The Houston City Council Wednesday delayed for a week a vote on the proposed Equal Rights Ordinance, while members review various amendments to the proposed measure.
If approved, the ordinance would ban discrimination based on sex, race, age, and religion, and expand anti-bias protections for gay and transgender residents. It would apply to private businesses, housing, city employment and city contracting. Churches would be exempt. Officials say Houston is the only major metropolitan city in the country that doesn't prohibit discrimination by businesses such as restaurants, bars and hotels.

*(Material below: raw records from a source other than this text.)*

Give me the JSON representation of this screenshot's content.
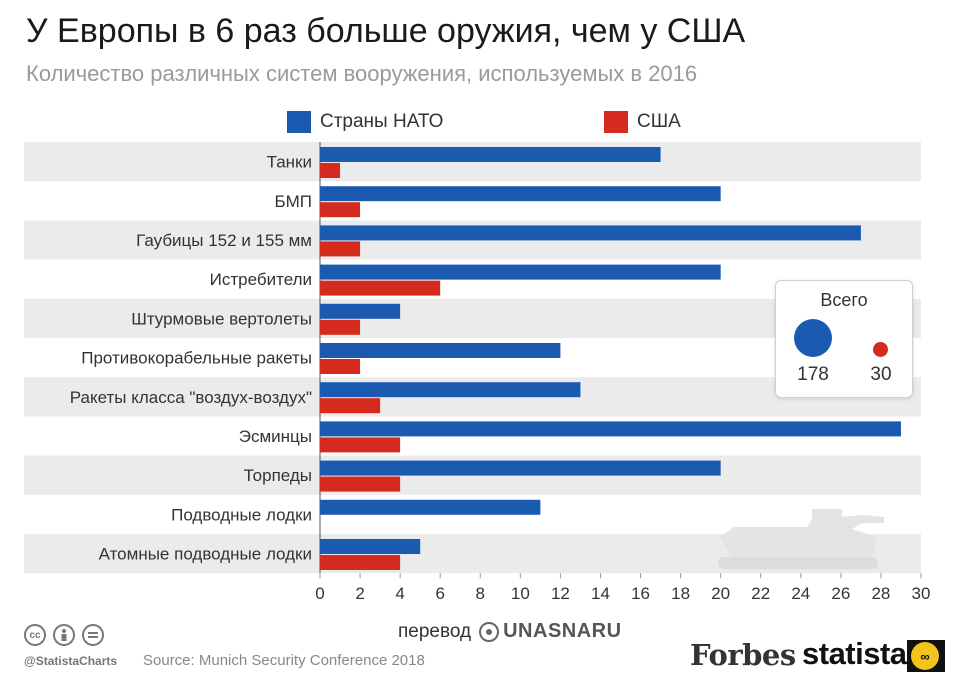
{
  "title": "У Европы в 6 раз больше оружия, чем у США",
  "subtitle": "Количество различных систем вооружения, используемых в 2016",
  "legend": [
    {
      "label": "Страны НАТО",
      "color": "#1a5ab0"
    },
    {
      "label": "США",
      "color": "#d52b1e"
    }
  ],
  "chart_data": {
    "type": "bar",
    "orientation": "horizontal",
    "categories": [
      "Танки",
      "БМП",
      "Гаубицы 152 и 155 мм",
      "Истребители",
      "Штурмовые вертолеты",
      "Противокорабельные ракеты",
      "Ракеты класса \"воздух-воздух\"",
      "Эсминцы",
      "Торпеды",
      "Подводные лодки",
      "Атомные подводные лодки"
    ],
    "series": [
      {
        "name": "Страны НАТО",
        "color": "#1a5ab0",
        "values": [
          17,
          20,
          27,
          20,
          4,
          12,
          13,
          29,
          20,
          11,
          5
        ]
      },
      {
        "name": "США",
        "color": "#d52b1e",
        "values": [
          1,
          2,
          2,
          6,
          2,
          2,
          3,
          4,
          4,
          0,
          4
        ]
      }
    ],
    "xlim": [
      0,
      30
    ],
    "xticks": [
      0,
      2,
      4,
      6,
      8,
      10,
      12,
      14,
      16,
      18,
      20,
      22,
      24,
      26,
      28,
      30
    ],
    "grid": false,
    "legend_position": "top"
  },
  "totals": {
    "title": "Всего",
    "nato": "178",
    "usa": "30",
    "nato_color": "#1a5ab0",
    "usa_color": "#d52b1e"
  },
  "footer": {
    "translation_label": "перевод",
    "translation_brand": "UNASNARU",
    "cc_icons": [
      "cc",
      "by",
      "eq"
    ],
    "handle": "@StatistaCharts",
    "source": "Source: Munich Security Conference 2018",
    "forbes": "Forbes",
    "statista": "statista"
  }
}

On this edition of Houston Matters, discuss the language in the ordinance, the reasons behind the delayed vote, and any challenges inherent in meeting the needs of the LGBT community pressing for the ordinance, and satisfying a general public divided over it.

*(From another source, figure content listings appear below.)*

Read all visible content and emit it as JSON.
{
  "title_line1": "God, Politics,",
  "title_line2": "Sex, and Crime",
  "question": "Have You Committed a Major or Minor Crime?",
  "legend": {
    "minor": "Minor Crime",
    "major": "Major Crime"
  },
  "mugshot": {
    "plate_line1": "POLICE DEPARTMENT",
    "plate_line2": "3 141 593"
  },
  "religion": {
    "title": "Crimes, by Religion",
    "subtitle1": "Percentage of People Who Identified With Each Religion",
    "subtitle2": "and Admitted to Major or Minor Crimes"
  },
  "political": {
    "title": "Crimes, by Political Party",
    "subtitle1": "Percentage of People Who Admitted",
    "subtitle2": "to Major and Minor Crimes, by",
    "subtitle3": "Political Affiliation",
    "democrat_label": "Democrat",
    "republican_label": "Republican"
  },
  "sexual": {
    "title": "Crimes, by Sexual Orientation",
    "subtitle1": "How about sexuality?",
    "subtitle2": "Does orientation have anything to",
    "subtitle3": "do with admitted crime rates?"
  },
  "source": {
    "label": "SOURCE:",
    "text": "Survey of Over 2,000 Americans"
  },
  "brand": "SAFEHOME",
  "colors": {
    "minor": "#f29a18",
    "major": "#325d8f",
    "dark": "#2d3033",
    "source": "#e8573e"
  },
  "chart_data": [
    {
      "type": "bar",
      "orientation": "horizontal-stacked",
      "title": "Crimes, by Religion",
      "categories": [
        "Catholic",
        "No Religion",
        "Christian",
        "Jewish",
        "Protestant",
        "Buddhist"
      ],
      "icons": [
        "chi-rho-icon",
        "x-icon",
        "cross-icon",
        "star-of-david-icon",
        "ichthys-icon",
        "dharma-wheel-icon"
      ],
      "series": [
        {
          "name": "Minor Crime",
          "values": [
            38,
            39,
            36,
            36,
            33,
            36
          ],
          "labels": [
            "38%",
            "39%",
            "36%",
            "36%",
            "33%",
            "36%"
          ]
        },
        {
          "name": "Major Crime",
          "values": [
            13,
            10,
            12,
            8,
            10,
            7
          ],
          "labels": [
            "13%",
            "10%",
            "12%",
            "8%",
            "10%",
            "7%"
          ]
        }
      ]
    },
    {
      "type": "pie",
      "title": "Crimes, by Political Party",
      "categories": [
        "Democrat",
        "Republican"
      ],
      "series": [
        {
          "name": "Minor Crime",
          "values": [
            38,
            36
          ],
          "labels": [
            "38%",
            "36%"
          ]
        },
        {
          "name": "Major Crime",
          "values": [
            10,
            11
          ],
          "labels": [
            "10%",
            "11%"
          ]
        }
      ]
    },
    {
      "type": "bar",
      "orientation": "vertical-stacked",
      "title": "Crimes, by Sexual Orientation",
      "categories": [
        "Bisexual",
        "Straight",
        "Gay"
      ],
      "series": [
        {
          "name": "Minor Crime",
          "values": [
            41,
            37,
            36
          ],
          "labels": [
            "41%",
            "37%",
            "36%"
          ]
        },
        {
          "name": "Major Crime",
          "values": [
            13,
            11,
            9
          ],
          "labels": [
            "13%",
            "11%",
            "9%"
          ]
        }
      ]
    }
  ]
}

Also this hour: the state of Texas has long had significant influence on national politics. From LBJ to both Presidents Bush hailing from the Lone Star state, to Senator Ted Cruz making waves in Washington today, our state has long been well-represented among influential politicians. But that's just half of the story. Texas businesses and industries also influence the goings-on in DC through their lobbying arms.
We discuss the role Texas plays in national politics with Mark Leibovich, Chief National Correspondent for The New York Times Magazine, and the author of THIS TOWN: Two Parties and a Funeral, a book examining the insider culture in Washington. Leibovitch dropped by Houston Public Media this week, during a tour promoting the paperback edition of his book.

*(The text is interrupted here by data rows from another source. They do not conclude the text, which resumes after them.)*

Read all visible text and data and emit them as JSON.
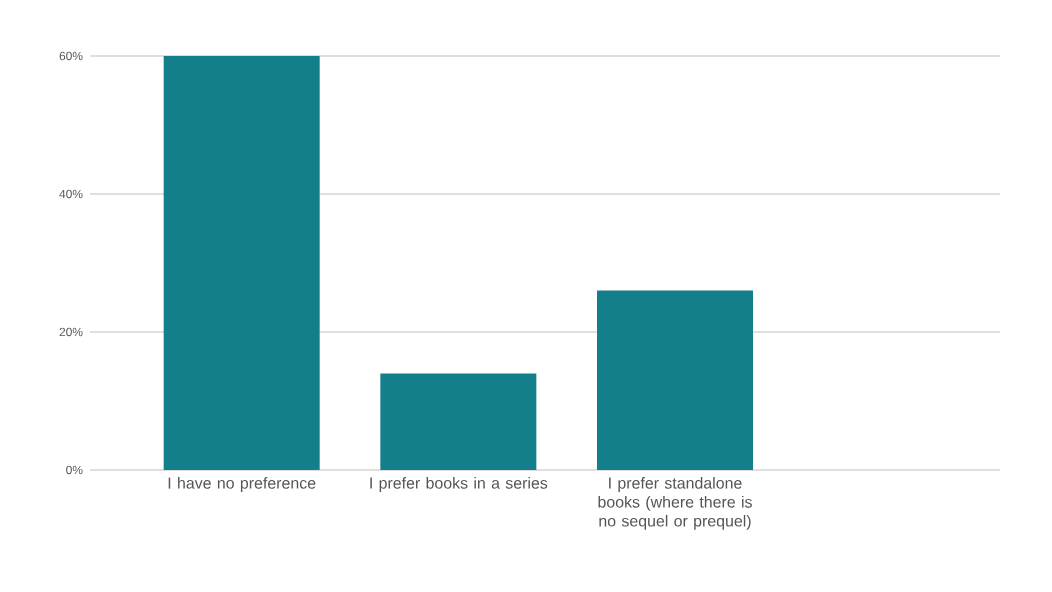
{
  "chart_data": {
    "type": "bar",
    "categories": [
      "I have no preference",
      "I prefer books in a series",
      "I prefer standalone books (where there is no sequel or prequel)"
    ],
    "values": [
      60,
      14,
      26
    ],
    "color": "#137f8a",
    "ylim": [
      0,
      60
    ],
    "yticks": [
      {
        "value": 0,
        "label": "0%"
      },
      {
        "value": 20,
        "label": "20%"
      },
      {
        "value": 40,
        "label": "40%"
      },
      {
        "value": 60,
        "label": "60%"
      }
    ],
    "grid": "y"
  }
}
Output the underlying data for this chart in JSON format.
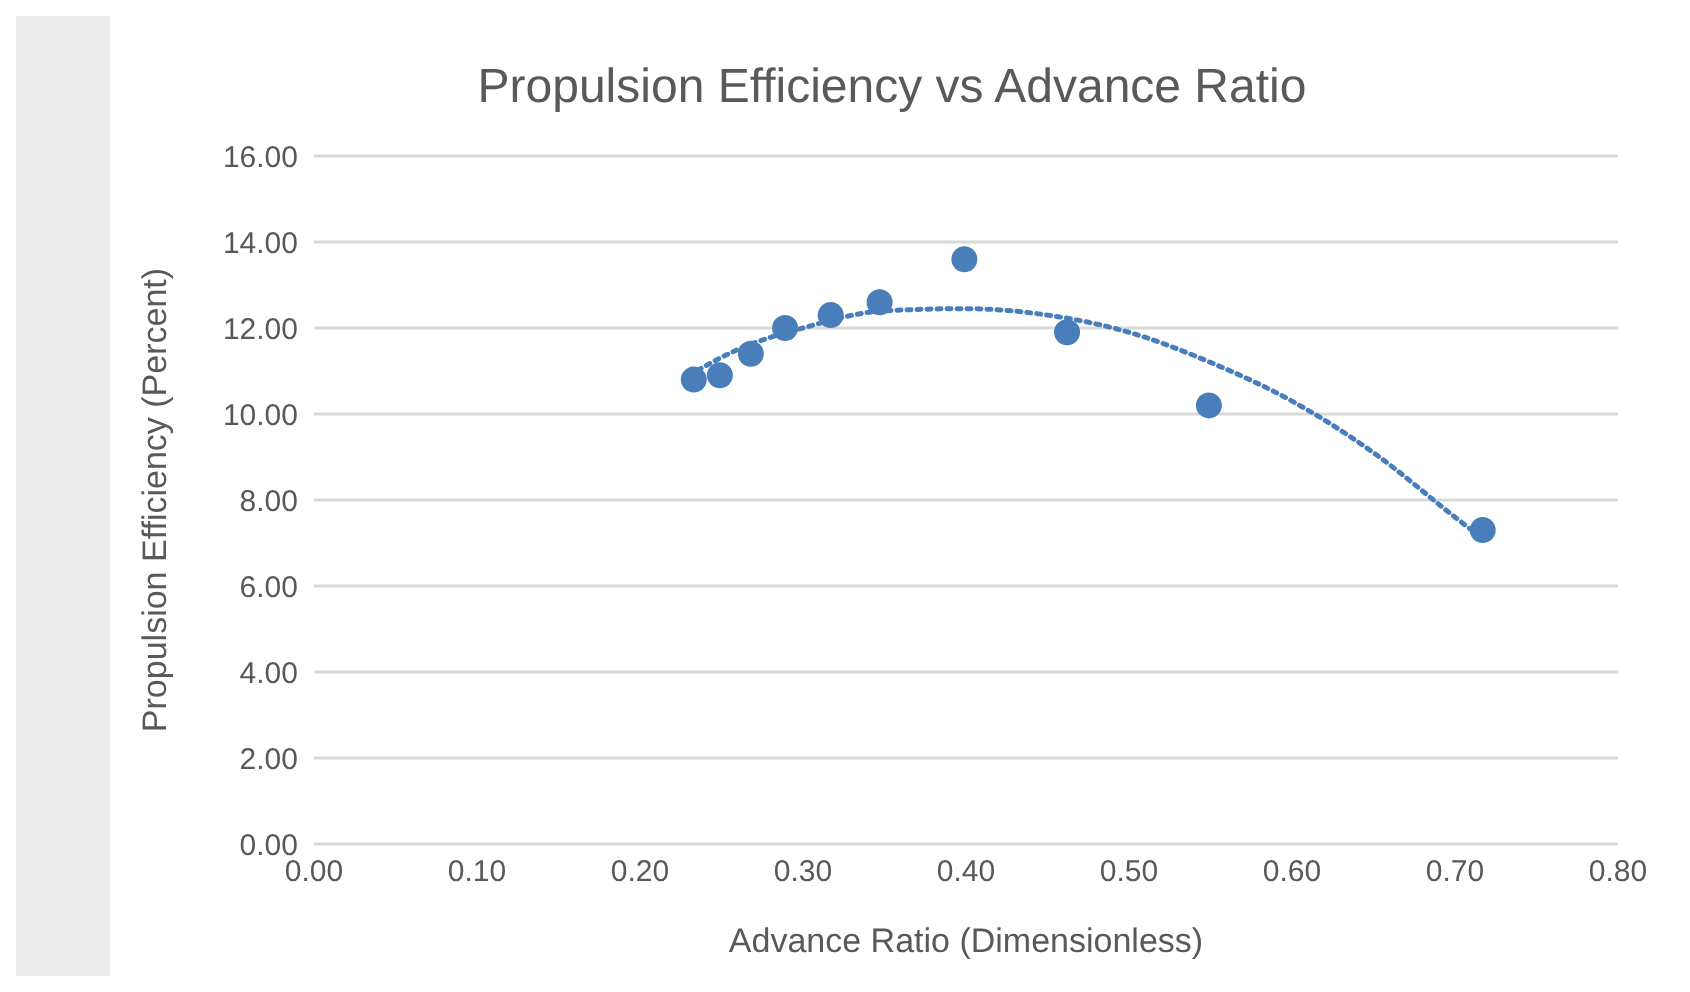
{
  "chart_data": {
    "type": "scatter",
    "title": "Propulsion Efficiency vs Advance Ratio",
    "xlabel": "Advance Ratio (Dimensionless)",
    "ylabel": "Propulsion Efficiency (Percent)",
    "xlim": [
      0,
      0.8
    ],
    "xticks": [
      {
        "value": 0,
        "label": "0.00"
      },
      {
        "value": 0.1,
        "label": "0.10"
      },
      {
        "value": 0.2,
        "label": "0.20"
      },
      {
        "value": 0.3,
        "label": "0.30"
      },
      {
        "value": 0.4,
        "label": "0.40"
      },
      {
        "value": 0.5,
        "label": "0.50"
      },
      {
        "value": 0.6,
        "label": "0.60"
      },
      {
        "value": 0.7,
        "label": "0.70"
      },
      {
        "value": 0.8,
        "label": "0.80"
      }
    ],
    "ylim": [
      0,
      16
    ],
    "yticks": [
      {
        "value": 0,
        "label": "0.00"
      },
      {
        "value": 2,
        "label": "2.00"
      },
      {
        "value": 4,
        "label": "4.00"
      },
      {
        "value": 6,
        "label": "6.00"
      },
      {
        "value": 8,
        "label": "8.00"
      },
      {
        "value": 10,
        "label": "10.00"
      },
      {
        "value": 12,
        "label": "12.00"
      },
      {
        "value": 14,
        "label": "14.00"
      },
      {
        "value": 16,
        "label": "16.00"
      }
    ],
    "grid": "y",
    "series": [
      {
        "color": "#4a7ebb",
        "marker": "circle",
        "x": [
          0.233,
          0.249,
          0.268,
          0.289,
          0.317,
          0.347,
          0.399,
          0.462,
          0.549,
          0.717
        ],
        "values": [
          10.8,
          10.9,
          11.4,
          12.0,
          12.3,
          12.6,
          13.6,
          11.9,
          10.2,
          7.3
        ]
      },
      {
        "type": "line",
        "color": "#4a7ebb",
        "marker": "none",
        "line_style": "dotted",
        "x": [
          0.23,
          0.26,
          0.3,
          0.35,
          0.4,
          0.45,
          0.5,
          0.55,
          0.6,
          0.65,
          0.7,
          0.717
        ],
        "values": [
          10.9,
          11.5,
          12.0,
          12.4,
          12.45,
          12.3,
          11.9,
          11.2,
          10.3,
          9.1,
          7.6,
          7.1
        ]
      }
    ]
  }
}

And: We're all used to filters on our smart phone cameras or on Instagram which attempt to make a photo look "retro" – the process is as easy as a couple of taps on a screen. But one Houston photographer is doing it the hard way – the way they did it in the 1800s. For the past several years, Keliy Anderson-Staley has been using replicas of 150-year-old cameras and lenses to take tintype portraits – black-and-white photos made by casting a positive image onto a thin sheet of light-sensitive metal. Anderson-Staley shares what she loves about the tintype photography process, and what you can capture through slowly-exposed images, that today’s cell phone cameras miss.